Nem preciso dizer que a bateria é um ponto crucial nesse filme, não é? Em todos os momentos, escutamos o som do instrumento tocado por Neiman. Ora no lugar das músicas escutadas pelo garoto, ora pelas melodias tocadas por ele próprio – só os “melhores” do jazz.
No lugar de ser um Senhor Miyagi ou Yoda, que são disciplinados, mas têm um fundo doce, Fletcher está mais para um Pai Mei, só que mais cruel. As suas táticas para “tirar o melhor” de cada músico da banda, principalmente para tirar o melhor de Neiman, são militares e beiram a desumanidade. Ele é ríspido, violento e tem um ouvido musical como nenhum outro.

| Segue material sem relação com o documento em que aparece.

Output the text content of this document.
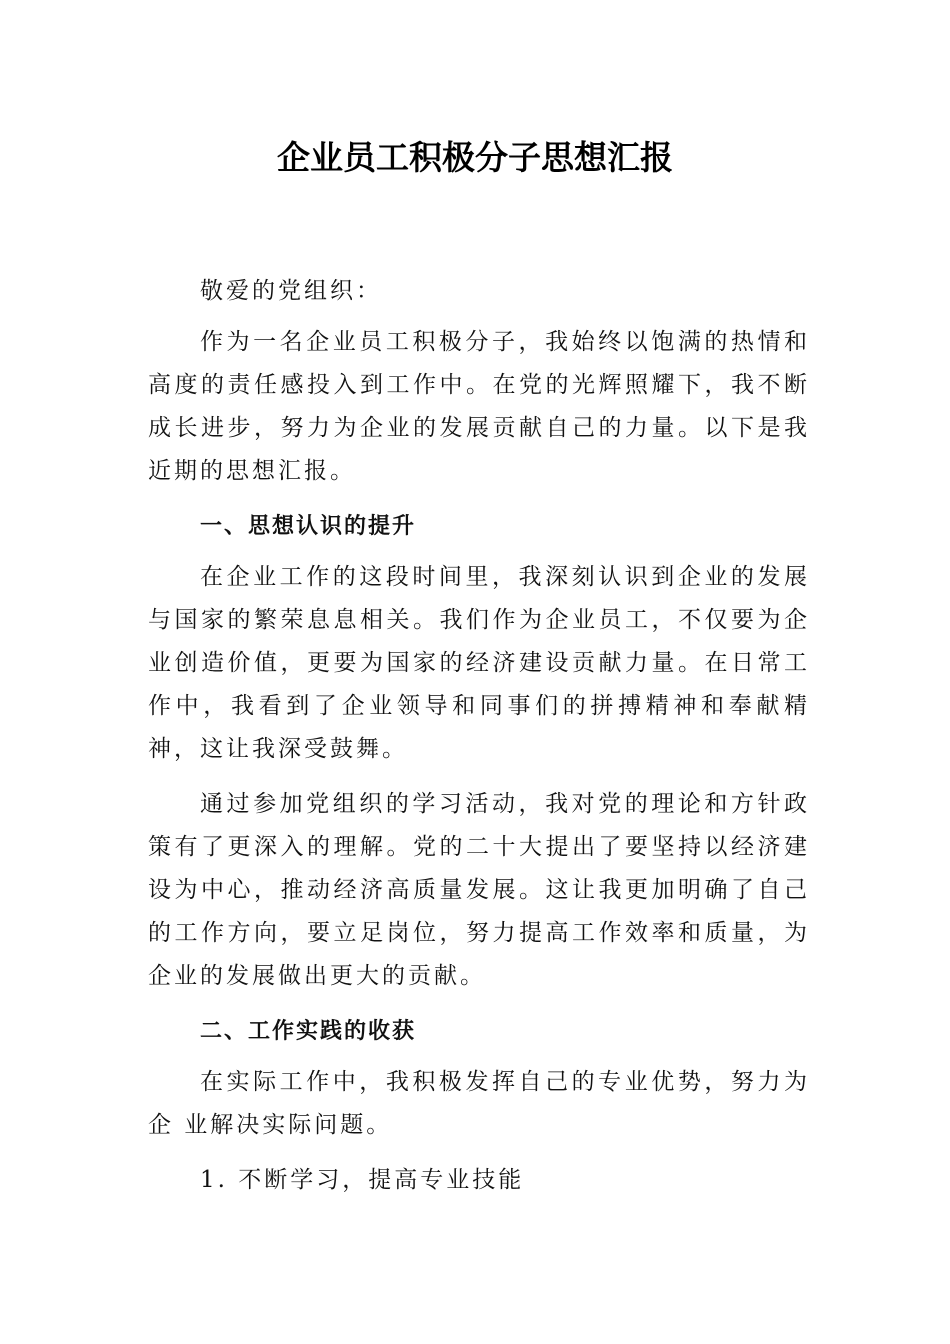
企业员工积极分子思想汇报

敬爱的党组织：

作为一名企业员工积极分子，我始终以饱满的热情和高度的责任感投入到工作中。在党的光辉照耀下，我不断成长进步，努力为企业的发展贡献自己的力量。以下是我近期的思想汇报。

一、思想认识的提升

在企业工作的这段时间里，我深刻认识到企业的发展与国家的繁荣息息相关。我们作为企业员工，不仅要为企业创造价值，更要为国家的经济建设贡献力量。在日常工作中，我看到了企业领导和同事们的拼搏精神和奉献精神，这让我深受鼓舞。

通过参加党组织的学习活动，我对党的理论和方针政策有了更深入的理解。党的二十大提出了要坚持以经济建设为中心，推动经济高质量发展。这让我更加明确了自己的工作方向，要立足岗位，努力提高工作效率和质量，为企业的发展做出更大的贡献。

二、工作实践的收获

在实际工作中，我积极发挥自己的专业优势，努力为企 业解决实际问题。

1. 不断学习，提高专业技能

A personalidade explosiva porém excepcionalmente musical de Fletcher desperta uma obstinação que beira o doentio em Neiman. E tudo isso é permeado pelos sons da bateria. Existem duas cenas cruciais do filme, uma no meio e outra ao final (como são cenas extremamente importantes no filme, não as analisarei por motivos de NOT SPOILER AREA), onde os compassos da bateria servem como uma válvula de escape para a tensão enorme entre Neiman e Fletcher. Em “Whiplash”, a bateria não só molda a trama, mas dá o tom de todos os personagens principais. Ela é a culpada dos conflitos entre ambos e é ela que, incrivelmente, os absolve.

Tanto em “Birdman”, quanto em “Whiplash”, os sons da bateria também servem para dar a cadência da edição, tal qual uma bateria de escola de samba. E, ainda como uma escola de samba, enquanto esses filmes “tocam” não tem como ficar passivo, nem parado.